Plants even have examples of memory consolidation that look remarkably similar to what one might expect to observe in animals. The tobacco plant is known to respond to wind stimulation with an immediate increase in cellular calcium, which ultimately triggers growth changes to make the plant more rigid to fierce wind conditions. However, repeated wind stimulation makes the plant cells temporarily refractory to further calcium signaling. This suggests that the plant has somehow encoded the previous wind experience, and is altering its calcium response to the new stimulus based on the previous gust.
Can We Escape Our Animal Centered Cognition?
So what are we to make of this body of evidence for cognition in plants? Even when faced with compelling evidence for equivalent information processing in plants that we observe in animals, it is easy to remain skeptical that plants (like, plants y’all) are really cognizant. There remains a negative stigma attached to plant intelligence that equates it to plant sentience, and the links to parapsychology, paranormal properties, and the types of conversations you’d have with someone selling whippits in the parking lot of a Phish show. Perhaps this is simply another intellectual trap we’ve laid for ourselves in our human/animal centric view of the world. It is unsurprising that the development of cognitive studies based almost entirely in animals would make it easy to exclude plants as sessile and passive. But if the reverse were true and we began with the complicated behaviors plants exhibit as true intelligence, would we animals likewise be considered unthinking?

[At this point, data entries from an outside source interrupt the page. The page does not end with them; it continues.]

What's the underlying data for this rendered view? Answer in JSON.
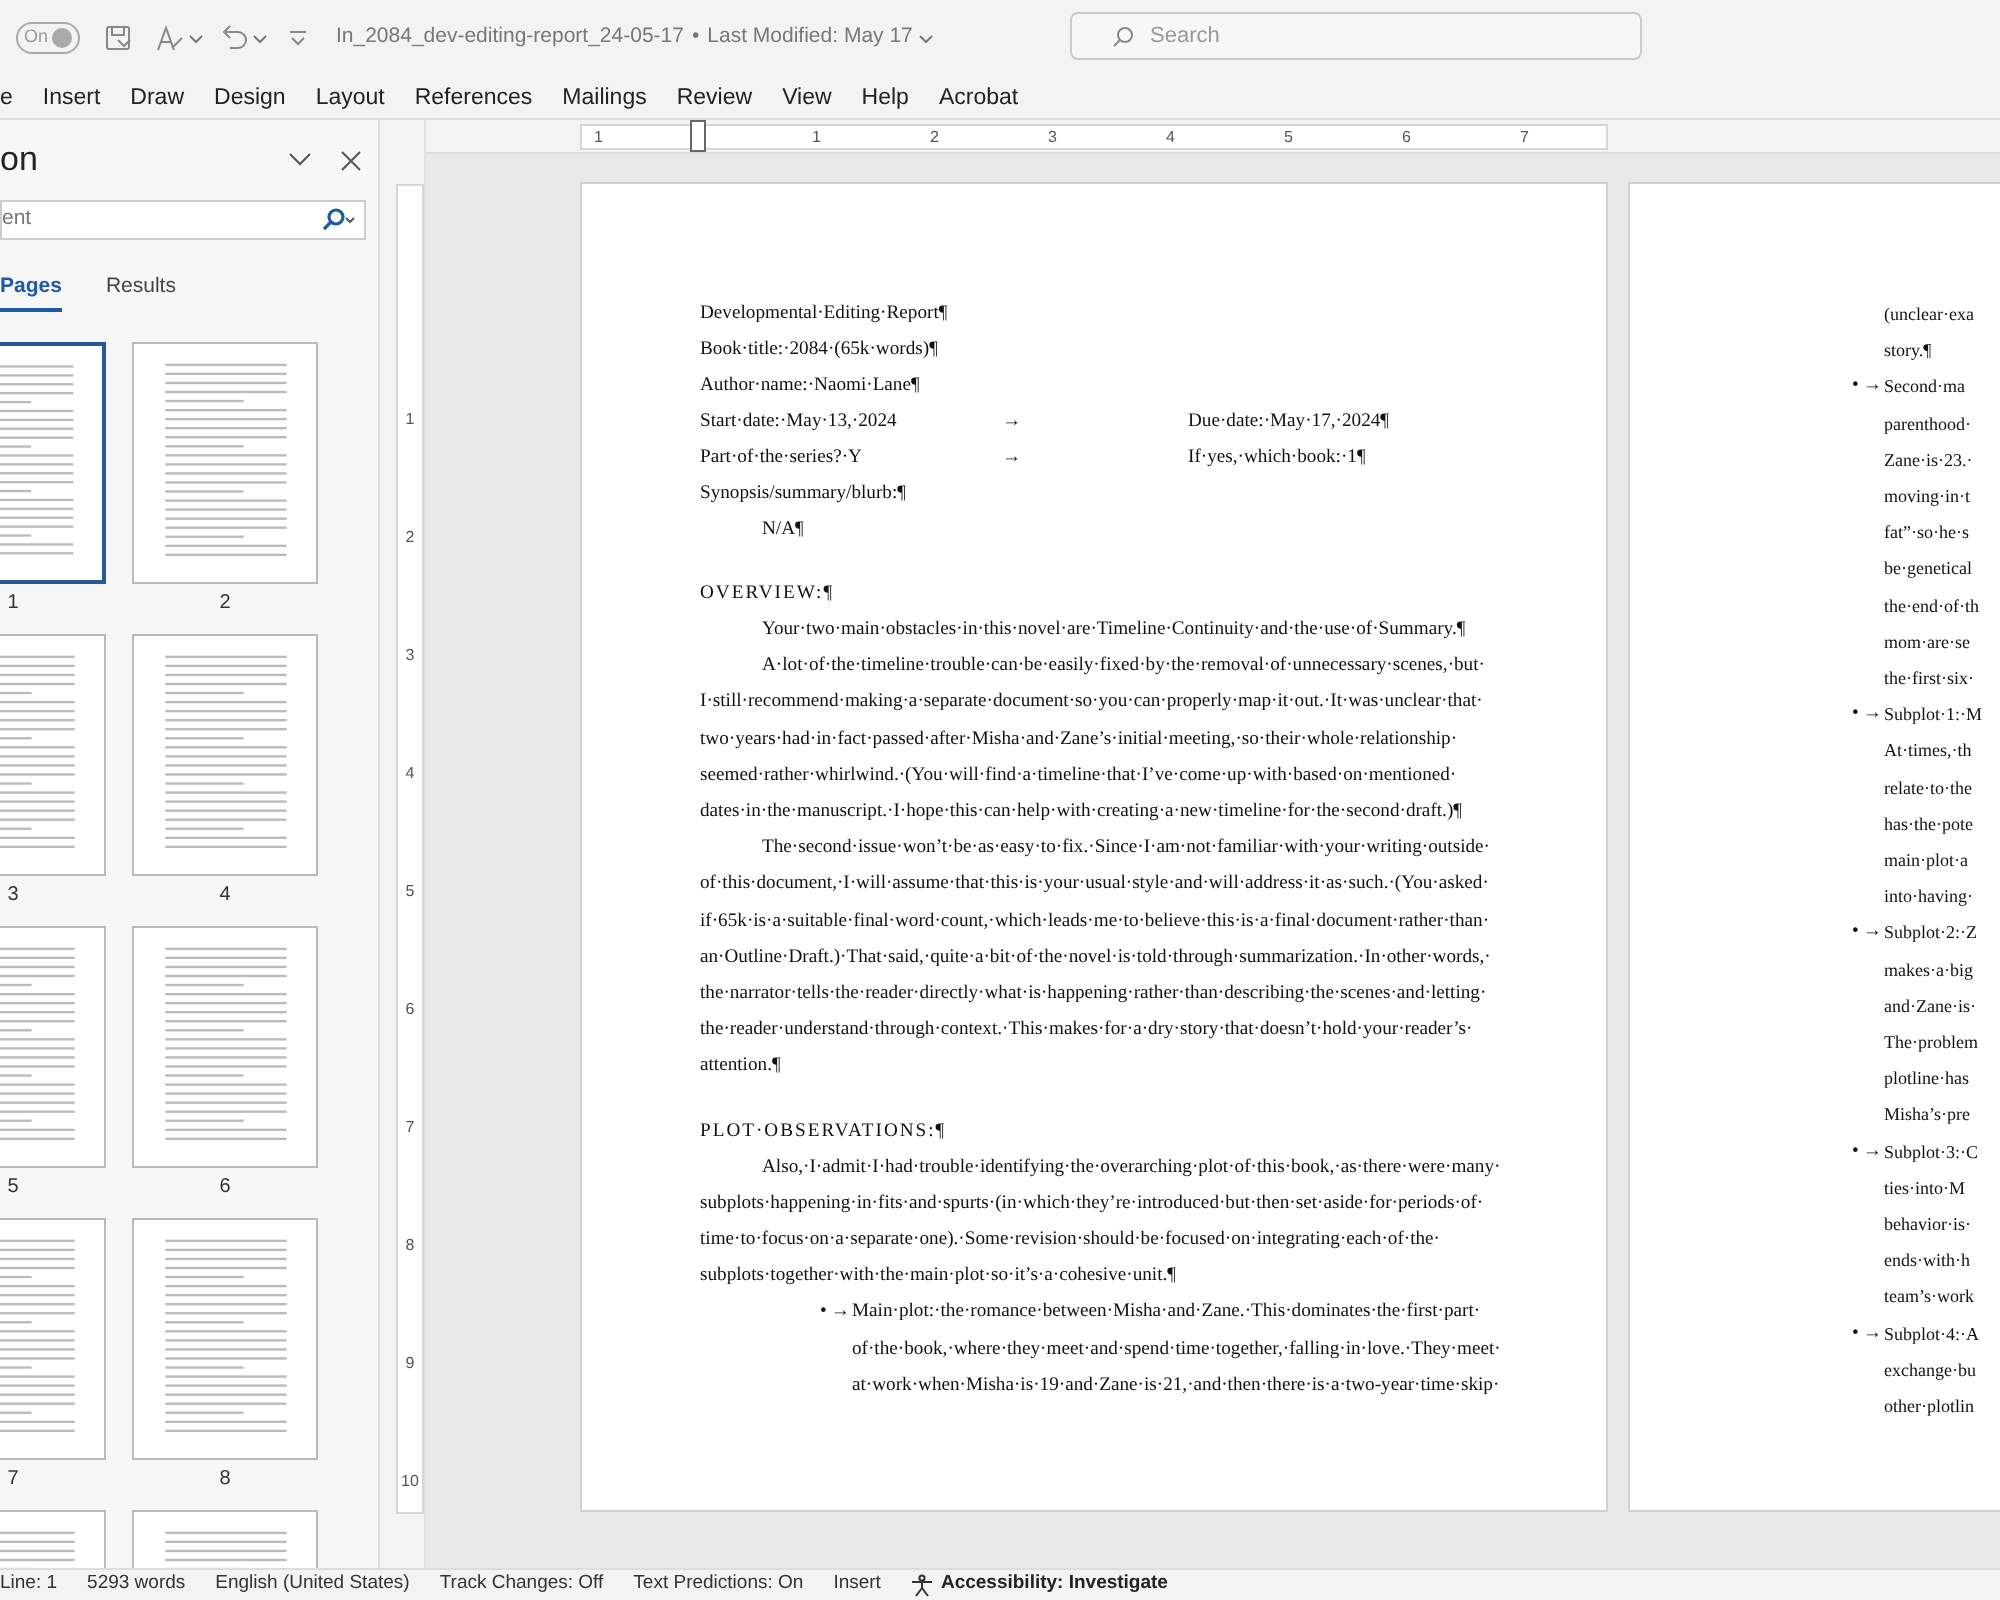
{
  "title_bar": {
    "autosave": {
      "label": "On",
      "on": true
    },
    "document_title": "In_2084_dev-editing-report_24-05-17",
    "separator": "•",
    "last_modified": "Last Modified: May 17",
    "search": {
      "placeholder": "Search"
    }
  },
  "ribbon_tabs": [
    "e",
    "Insert",
    "Draw",
    "Design",
    "Layout",
    "References",
    "Mailings",
    "Review",
    "View",
    "Help",
    "Acrobat"
  ],
  "navigation_pane": {
    "title": "on",
    "search": {
      "placeholder": "ent"
    },
    "tabs": [
      {
        "label": "Pages",
        "selected": true
      },
      {
        "label": "Results",
        "selected": false
      }
    ],
    "thumbnails": [
      {
        "label": "1",
        "selected": true
      },
      {
        "label": "2",
        "selected": false
      },
      {
        "label": "3",
        "selected": false
      },
      {
        "label": "4",
        "selected": false
      },
      {
        "label": "5",
        "selected": false
      },
      {
        "label": "6",
        "selected": false
      },
      {
        "label": "7",
        "selected": false
      },
      {
        "label": "8",
        "selected": false
      },
      {
        "selected": false
      },
      {
        "selected": false
      }
    ]
  },
  "rulers": {
    "horizontal": [
      "1",
      "1",
      "2",
      "3",
      "4",
      "5",
      "6",
      "7"
    ],
    "vertical": [
      "1",
      "2",
      "3",
      "4",
      "5",
      "6",
      "7",
      "8",
      "9",
      "10"
    ]
  },
  "pages": [
    {
      "blocks": [
        {
          "kind": "line",
          "text": "Developmental·Editing·Report¶"
        },
        {
          "kind": "line",
          "text": "Book·title:·2084·(65k·words)¶"
        },
        {
          "kind": "line",
          "text": "Author·name:·Naomi·Lane¶"
        },
        {
          "kind": "tabbed",
          "left": "Start·date:·May·13,·2024",
          "tab": "→",
          "right": "Due·date:·May·17,·2024¶"
        },
        {
          "kind": "tabbed",
          "left": "Part·of·the·series?·Y",
          "tab": "→",
          "right": "If·yes,·which·book:·1¶"
        },
        {
          "kind": "line",
          "text": "Synopsis/summary/blurb:¶"
        },
        {
          "kind": "indented",
          "text": "N/A¶"
        },
        {
          "kind": "heading",
          "text": "OVERVIEW:¶"
        },
        {
          "kind": "paragraph",
          "lines": [
            "Your·two·main·obstacles·in·this·novel·are·Timeline·Continuity·and·the·use·of·Summary.¶"
          ]
        },
        {
          "kind": "paragraph",
          "lines": [
            "A·lot·of·the·timeline·trouble·can·be·easily·fixed·by·the·removal·of·unnecessary·scenes,·but·",
            "I·still·recommend·making·a·separate·document·so·you·can·properly·map·it·out.·It·was·unclear·that·",
            "two·years·had·in·fact·passed·after·Misha·and·Zane’s·initial·meeting,·so·their·whole·relationship·",
            "seemed·rather·whirlwind.·(You·will·find·a·timeline·that·I’ve·come·up·with·based·on·mentioned·",
            "dates·in·the·manuscript.·I·hope·this·can·help·with·creating·a·new·timeline·for·the·second·draft.)¶"
          ]
        },
        {
          "kind": "paragraph",
          "lines": [
            "The·second·issue·won’t·be·as·easy·to·fix.·Since·I·am·not·familiar·with·your·writing·outside·",
            "of·this·document,·I·will·assume·that·this·is·your·usual·style·and·will·address·it·as·such.·(You·asked·",
            "if·65k·is·a·suitable·final·word·count,·which·leads·me·to·believe·this·is·a·final·document·rather·than·",
            "an·Outline·Draft.)·That·said,·quite·a·bit·of·the·novel·is·told·through·summarization.·In·other·words,·",
            "the·narrator·tells·the·reader·directly·what·is·happening·rather·than·describing·the·scenes·and·letting·",
            "the·reader·understand·through·context.·This·makes·for·a·dry·story·that·doesn’t·hold·your·reader’s·",
            "attention.¶"
          ]
        },
        {
          "kind": "heading",
          "text": "PLOT·OBSERVATIONS:¶"
        },
        {
          "kind": "paragraph",
          "lines": [
            "Also,·I·admit·I·had·trouble·identifying·the·overarching·plot·of·this·book,·as·there·were·many·",
            "subplots·happening·in·fits·and·spurts·(in·which·they’re·introduced·but·then·set·aside·for·periods·of·",
            "time·to·focus·on·a·separate·one).·Some·revision·should·be·focused·on·integrating·each·of·the·",
            "subplots·together·with·the·main·plot·so·it’s·a·cohesive·unit.¶"
          ]
        },
        {
          "kind": "bullet",
          "bullet": "•",
          "tab": "→",
          "lines": [
            "Main·plot:·the·romance·between·Misha·and·Zane.·This·dominates·the·first·part·",
            "of·the·book,·where·they·meet·and·spend·time·together,·falling·in·love.·They·meet·",
            "at·work·when·Misha·is·19·and·Zane·is·21,·and·then·there·is·a·two-year·time·skip·"
          ]
        }
      ]
    },
    {
      "blocks": [
        {
          "kind": "continuation",
          "lines": [
            "(unclear·exa",
            "story.¶"
          ]
        },
        {
          "kind": "bullet",
          "bullet": "•",
          "tab": "→",
          "lines": [
            "Second·ma",
            "parenthood·",
            "Zane·is·23.·",
            "moving·in·t",
            "fat”·so·he·s",
            "be·genetical",
            "the·end·of·th",
            "mom·are·se",
            "the·first·six·"
          ]
        },
        {
          "kind": "bullet",
          "bullet": "•",
          "tab": "→",
          "lines": [
            "Subplot·1:·M",
            "At·times,·th",
            "relate·to·the",
            "has·the·pote",
            "main·plot·a",
            "into·having·"
          ]
        },
        {
          "kind": "bullet",
          "bullet": "•",
          "tab": "→",
          "lines": [
            "Subplot·2:·Z",
            "makes·a·big",
            "and·Zane·is·",
            "The·problem",
            "plotline·has",
            "Misha’s·pre"
          ]
        },
        {
          "kind": "bullet",
          "bullet": "•",
          "tab": "→",
          "lines": [
            "Subplot·3:·C",
            "ties·into·M",
            "behavior·is·",
            "ends·with·h",
            "team’s·work"
          ]
        },
        {
          "kind": "bullet",
          "bullet": "•",
          "tab": "→",
          "lines": [
            "Subplot·4:·A",
            "exchange·bu",
            "other·plotlin"
          ]
        }
      ]
    }
  ],
  "status_bar": {
    "items": [
      "Line: 1",
      "5293 words",
      "English (United States)",
      "Track Changes: Off",
      "Text Predictions: On",
      "Insert"
    ],
    "accessibility": "Accessibility: Investigate"
  }
}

Ultimately, plants and animals are intimately linked. A sudden explosion in the diversity of plants species during the Devonion, a geologic period beginning 419 million years ago, is postulated to be tied to the emergence of animal dispersal and pollination as a strategy in plants, and we’ve since been through a lot together over the last 419 million years . Whether or not your pothos misses you when you’ve been gone for a trip is hard to tell, but nature has devised many ingenious strategies for processing information that, although a far cry from our animal based intelligence, should be appreciated as sophisticated strategies to react and adapt to the environment around them.